By Vallari Srivastava
(Reuters) -PPG Industries will lay off 1,800 employees in the U.S. and Europe and close plants as part of a cost-reduction program, the paints and coatings maker said on Thursday.
The program focused on reducing structural costs in Europe and in certain other global businesses, along with other corporate expenses following recent agreements to sell two of its businesses, the company said.
The company, which missed Wall Street estimates for third-quarter profit on Wednesday, also announced the sale of its architectural coatings business in the U.S. and Canada to buyout firm American Industrial Partners for about $550 million.
The sale makes sense as the business represents only 10% of PPG’s consolidated revenue and has lagged most other end-markets in recent years, Morningstar analyst Spencer Liberman said.
He expects the sale proceeds will help fuel additional share repurchases.
PPG’s architectural coatings business houses brands such as Dulux, Glidden, Olympic and Liquid Nails.
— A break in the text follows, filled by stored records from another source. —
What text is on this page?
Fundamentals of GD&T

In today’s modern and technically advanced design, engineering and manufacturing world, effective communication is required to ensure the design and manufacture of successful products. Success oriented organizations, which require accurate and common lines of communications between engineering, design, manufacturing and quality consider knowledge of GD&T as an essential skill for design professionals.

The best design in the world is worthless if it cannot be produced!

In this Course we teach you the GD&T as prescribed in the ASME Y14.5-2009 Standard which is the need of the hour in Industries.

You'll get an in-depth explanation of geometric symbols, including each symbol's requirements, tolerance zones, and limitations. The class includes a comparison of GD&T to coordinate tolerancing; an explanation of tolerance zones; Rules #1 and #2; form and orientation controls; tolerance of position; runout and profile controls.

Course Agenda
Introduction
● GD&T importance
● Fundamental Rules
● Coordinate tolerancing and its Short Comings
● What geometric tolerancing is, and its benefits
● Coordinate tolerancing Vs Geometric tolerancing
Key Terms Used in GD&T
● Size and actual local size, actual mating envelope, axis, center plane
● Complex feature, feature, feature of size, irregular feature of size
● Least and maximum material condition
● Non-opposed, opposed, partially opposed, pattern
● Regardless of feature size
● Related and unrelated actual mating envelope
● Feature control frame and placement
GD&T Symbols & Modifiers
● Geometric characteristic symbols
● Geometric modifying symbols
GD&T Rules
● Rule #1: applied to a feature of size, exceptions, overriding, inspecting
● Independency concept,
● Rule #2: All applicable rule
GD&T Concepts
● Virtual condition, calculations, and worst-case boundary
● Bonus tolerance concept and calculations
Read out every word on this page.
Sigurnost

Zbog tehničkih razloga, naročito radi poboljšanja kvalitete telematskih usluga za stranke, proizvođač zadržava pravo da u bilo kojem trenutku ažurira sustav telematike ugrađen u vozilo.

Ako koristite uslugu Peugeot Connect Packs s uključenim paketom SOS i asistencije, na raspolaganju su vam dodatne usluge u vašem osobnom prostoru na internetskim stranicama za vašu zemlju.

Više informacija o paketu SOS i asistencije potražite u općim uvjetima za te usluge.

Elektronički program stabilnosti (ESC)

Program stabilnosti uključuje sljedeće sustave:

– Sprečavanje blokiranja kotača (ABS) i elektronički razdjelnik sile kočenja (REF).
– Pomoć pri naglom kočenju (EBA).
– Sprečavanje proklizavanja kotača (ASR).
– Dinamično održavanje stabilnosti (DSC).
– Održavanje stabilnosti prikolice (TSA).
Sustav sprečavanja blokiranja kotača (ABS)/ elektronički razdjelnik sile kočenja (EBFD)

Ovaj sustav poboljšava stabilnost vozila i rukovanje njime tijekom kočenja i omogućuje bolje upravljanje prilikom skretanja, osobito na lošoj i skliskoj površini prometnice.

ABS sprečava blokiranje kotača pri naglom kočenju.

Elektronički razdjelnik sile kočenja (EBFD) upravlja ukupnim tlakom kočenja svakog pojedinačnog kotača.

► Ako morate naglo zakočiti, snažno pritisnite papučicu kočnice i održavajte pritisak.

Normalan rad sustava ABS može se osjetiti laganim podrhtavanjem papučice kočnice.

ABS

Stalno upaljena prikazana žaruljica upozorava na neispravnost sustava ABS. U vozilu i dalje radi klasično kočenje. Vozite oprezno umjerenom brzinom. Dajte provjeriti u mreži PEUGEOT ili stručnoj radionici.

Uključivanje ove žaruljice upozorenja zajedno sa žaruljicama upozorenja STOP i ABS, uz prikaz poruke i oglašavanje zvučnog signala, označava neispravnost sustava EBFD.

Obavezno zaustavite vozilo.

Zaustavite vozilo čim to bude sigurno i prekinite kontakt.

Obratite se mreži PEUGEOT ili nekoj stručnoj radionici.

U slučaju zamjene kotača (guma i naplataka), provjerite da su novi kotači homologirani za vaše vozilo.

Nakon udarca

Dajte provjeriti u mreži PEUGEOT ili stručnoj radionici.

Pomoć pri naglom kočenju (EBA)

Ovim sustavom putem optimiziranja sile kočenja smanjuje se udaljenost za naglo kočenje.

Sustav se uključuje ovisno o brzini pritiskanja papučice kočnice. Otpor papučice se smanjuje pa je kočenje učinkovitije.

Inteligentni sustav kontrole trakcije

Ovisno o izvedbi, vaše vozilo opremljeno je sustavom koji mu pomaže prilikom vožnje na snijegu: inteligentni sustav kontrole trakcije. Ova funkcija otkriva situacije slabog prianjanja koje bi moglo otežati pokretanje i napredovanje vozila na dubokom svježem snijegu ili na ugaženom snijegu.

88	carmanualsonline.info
It expects the deal to close in late 2024 or early 2025.
In August, the company had said it would sell its silica products business to Polish chemical company Qemetica for $310 million. The sale is expected to close in the last quarter of 2024.
“(Decision to cut jobs) are necessary to adjust our fixed cost base and to right-size our company following these two business divestitures,” CEO Tim Knavish said in a statement.
Both the deals followed strategic reviews announced earlier this year.
PPG expects annualized pre-tax savings of about $175 million, including $60 million in 2025, once the cost-cut program is fully implemented.
The company said it would record a pre-tax charge of $250 million in the fourth quarter.